更に、インバウンド市場においては京都と北陸をバスで往来するグループがあります。東アジアはもちろんのこと、昨今では欧米豪のレジャーグループも京都から名神高速道路や湖西道路経由で北陸(金沢)に抜けるケースがあります。
湖西道路はツアーバスであれば高速代金も不要であり旅行会社にも好まれ有利でしょう。
(もちろん湖西道路は国道であり高速道路ではないため、時間に制約がなければですが)
これらのツアーバスの立ち寄り提案として必要なのは「食事」か「体験」のどちらかでしょう。
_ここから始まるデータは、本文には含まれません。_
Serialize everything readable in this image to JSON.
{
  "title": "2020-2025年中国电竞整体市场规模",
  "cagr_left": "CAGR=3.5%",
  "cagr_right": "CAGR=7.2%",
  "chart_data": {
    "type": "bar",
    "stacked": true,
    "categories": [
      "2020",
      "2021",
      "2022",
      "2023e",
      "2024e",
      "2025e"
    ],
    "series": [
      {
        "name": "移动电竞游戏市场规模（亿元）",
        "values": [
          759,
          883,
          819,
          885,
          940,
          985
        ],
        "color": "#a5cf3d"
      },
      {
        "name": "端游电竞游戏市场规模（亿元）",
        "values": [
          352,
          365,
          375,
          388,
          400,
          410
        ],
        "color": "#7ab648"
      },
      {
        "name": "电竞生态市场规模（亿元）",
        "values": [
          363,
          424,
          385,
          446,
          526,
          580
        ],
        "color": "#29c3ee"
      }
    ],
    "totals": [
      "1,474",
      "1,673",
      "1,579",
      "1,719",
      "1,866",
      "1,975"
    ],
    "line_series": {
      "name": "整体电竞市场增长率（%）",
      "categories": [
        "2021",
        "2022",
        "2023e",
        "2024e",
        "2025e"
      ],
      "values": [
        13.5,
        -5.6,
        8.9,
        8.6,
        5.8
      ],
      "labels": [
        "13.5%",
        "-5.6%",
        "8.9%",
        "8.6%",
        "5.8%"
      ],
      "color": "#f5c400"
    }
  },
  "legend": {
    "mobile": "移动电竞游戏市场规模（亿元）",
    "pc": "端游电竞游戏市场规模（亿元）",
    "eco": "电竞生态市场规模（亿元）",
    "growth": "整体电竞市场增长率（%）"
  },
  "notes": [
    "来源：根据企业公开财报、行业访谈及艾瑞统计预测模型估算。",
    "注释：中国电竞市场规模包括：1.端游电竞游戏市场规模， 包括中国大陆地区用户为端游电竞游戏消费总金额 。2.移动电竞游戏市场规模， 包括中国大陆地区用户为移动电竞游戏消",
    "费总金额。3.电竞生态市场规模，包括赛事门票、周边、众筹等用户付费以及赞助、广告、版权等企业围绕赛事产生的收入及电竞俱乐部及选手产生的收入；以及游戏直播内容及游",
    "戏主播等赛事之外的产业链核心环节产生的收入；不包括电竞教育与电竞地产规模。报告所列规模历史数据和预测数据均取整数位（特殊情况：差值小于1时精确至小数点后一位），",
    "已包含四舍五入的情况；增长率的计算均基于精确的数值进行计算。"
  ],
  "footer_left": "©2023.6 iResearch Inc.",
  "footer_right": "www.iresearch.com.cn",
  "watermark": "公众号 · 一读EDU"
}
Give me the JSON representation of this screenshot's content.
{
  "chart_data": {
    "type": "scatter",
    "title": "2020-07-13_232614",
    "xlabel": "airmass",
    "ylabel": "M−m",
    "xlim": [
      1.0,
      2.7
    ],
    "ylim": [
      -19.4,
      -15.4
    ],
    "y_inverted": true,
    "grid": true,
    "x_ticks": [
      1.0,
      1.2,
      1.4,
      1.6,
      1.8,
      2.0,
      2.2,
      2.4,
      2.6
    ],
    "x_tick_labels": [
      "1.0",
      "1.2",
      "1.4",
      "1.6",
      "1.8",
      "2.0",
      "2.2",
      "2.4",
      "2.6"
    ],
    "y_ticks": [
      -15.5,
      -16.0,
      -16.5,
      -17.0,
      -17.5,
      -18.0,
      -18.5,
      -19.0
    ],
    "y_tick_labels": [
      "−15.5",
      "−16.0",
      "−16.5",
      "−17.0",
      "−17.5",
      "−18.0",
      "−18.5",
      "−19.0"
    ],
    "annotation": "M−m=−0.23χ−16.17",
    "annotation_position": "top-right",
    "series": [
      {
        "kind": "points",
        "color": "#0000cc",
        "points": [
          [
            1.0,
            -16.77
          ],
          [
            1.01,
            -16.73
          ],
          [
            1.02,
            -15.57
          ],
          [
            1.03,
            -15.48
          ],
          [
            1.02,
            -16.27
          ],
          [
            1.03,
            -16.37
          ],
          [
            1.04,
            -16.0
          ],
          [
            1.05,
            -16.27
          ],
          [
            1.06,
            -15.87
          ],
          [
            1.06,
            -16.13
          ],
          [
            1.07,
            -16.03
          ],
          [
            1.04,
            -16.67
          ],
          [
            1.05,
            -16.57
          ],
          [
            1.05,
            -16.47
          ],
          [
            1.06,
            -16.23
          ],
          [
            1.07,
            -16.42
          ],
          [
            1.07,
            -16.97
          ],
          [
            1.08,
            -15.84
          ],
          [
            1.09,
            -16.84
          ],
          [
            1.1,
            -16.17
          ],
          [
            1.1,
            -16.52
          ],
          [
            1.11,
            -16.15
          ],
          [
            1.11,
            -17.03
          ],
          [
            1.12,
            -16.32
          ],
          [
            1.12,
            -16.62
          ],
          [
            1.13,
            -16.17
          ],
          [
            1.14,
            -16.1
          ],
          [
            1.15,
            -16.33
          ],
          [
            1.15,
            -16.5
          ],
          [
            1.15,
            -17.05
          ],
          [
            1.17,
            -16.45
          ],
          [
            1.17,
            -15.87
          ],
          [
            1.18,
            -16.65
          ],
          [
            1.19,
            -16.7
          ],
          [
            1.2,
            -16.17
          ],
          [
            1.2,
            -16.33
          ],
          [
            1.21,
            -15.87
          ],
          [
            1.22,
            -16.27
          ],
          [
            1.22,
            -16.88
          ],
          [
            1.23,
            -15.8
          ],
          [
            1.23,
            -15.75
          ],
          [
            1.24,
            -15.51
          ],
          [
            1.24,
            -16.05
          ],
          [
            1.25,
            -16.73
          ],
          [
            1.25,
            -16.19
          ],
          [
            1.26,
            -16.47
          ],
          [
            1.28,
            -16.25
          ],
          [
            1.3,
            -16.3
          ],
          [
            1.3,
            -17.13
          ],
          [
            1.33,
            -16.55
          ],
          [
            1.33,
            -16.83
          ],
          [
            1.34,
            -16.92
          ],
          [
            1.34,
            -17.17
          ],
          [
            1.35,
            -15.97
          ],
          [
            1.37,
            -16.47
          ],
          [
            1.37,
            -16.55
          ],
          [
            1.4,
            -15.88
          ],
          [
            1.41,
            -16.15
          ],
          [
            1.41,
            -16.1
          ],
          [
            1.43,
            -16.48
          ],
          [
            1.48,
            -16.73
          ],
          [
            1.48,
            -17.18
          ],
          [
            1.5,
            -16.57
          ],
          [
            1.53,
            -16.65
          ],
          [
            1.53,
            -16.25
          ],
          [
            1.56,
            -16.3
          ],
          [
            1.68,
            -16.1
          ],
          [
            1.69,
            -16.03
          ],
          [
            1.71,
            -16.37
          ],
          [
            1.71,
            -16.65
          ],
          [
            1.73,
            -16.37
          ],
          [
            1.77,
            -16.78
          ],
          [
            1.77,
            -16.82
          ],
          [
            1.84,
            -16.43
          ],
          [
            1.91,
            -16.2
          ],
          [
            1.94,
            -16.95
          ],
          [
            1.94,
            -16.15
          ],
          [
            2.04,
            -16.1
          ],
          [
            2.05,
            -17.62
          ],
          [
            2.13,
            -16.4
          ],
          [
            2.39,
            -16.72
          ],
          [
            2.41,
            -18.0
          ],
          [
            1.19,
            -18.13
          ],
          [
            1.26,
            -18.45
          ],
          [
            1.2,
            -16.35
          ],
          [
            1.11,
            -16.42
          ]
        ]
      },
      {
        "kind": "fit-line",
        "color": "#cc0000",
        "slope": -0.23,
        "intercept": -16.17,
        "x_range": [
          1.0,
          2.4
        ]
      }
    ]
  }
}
単なる休憩では設定は難しいと思います。食事や体験の内容が魅力的であれば、採用される可能性は十分にあると言えます。
こうしたBtoB市場(旅行会社が流通させる市場)で安定的な受入れができればツアー商品として「シリーズ化」する可能性も十分あり、地域の安定した交流人口づくりの基盤となります。
こうした市場の交渉先は海外のように思っておられる地域も多く(インバウンドのことは何もかも海外と思っている地域や人は本当に多いです)億劫になっておられますが、最初は国内のランドオペレーターにオファーするのも一つの手段です。商品の適正や流通の仕組みなど多くのことをセールスをしながら学ぶこともできるでしょう。
もちろん、それら食事や体験の造成や手順づくりなどプロダクトづくりを十分に企画検討して行い受入れを整えることが大切です。(ここの研究と努力が成功の鍵)
★総合的に
ここまで書いたこと以外にも様々に検討できる集客要素がありそうですが、大きな流れとしてやはり既に市場が形成されている地域(今回のケースは滋賀県方面)とのマッチングが最大のポイントになると私は思いました。
また、個人の自家用車でのドライブ市場が最大市場となれば、ズバリそのマッチングポイントは「Web」ということになります。この観光業のWebマーケティングは広義では自社サイトばかりではなく外部サイト対策もとても大切です。
琵琶湖の湖西をある程度訪問先に決めた旅行・レジャー客は1日の行程や訪問先をどのようにWeb検索をするのか? その検索結果はどのようなものか? そこに情報があるのか? そこをよく見てみることが旅客との接点づくりの最大ヒントになるでしょう。
また、検索はブラウザ上の他、行動範囲をざっくりと示した縮尺で「マップ検索」を行うケースが増え、Googleマップへの対策はますます重要です。これは、私も関わる民間各社のアクセス解析結果でも明らかです。
もう一つ、この日、隣接する道の駅にはそこそこ賑わいがありました。道の駅とは隣接しているものの厳密には宿場町は視覚的に連動しているわけではなく、全ての道の駅訪問客に認識されているかどうかはわからないと感じました。
そういう意味では、やはり旅マエの情報提供を強化することが地方の観光では最も重要なことになるでしょう。宿場町のWebサイト(まだ新しいようです)は今後も運用の部分で改善できそうなポイントもありそうですし、Googleビジネスプロフィールや外部サイトへの露出など、今後検討できる施策も多いかもしれません。
最後に、こうした行政区がまたがった観光スポットはいくら魅力があっても、いくら車で20分ほどの目の前であっても行政区以外の情報発信を行いません。地方創生は単独ではなく連携、周遊が必要ですが(個々のコンテンツが成熟していないので)それが果たせないことが多いです。
従って民間の事業者や観光地の組合や保勝会などが周遊の一環として提案するような施策やWebコンテンツとしての発信をしていくことが大切だと各地の経験から感じます。
街並みや雰囲気、店舗や宿、寺社もいくつかある魅力がまだまだ感じられる熊川宿。マーケティング的には楽しみが非常に多く、より賑わいがつくれそうな観光スポットだと感じました。これからも沢山の方に足を運んで欲しいものですし私もまた美味しい鯖寿司を食べ、お土産を買いに行こうと思います。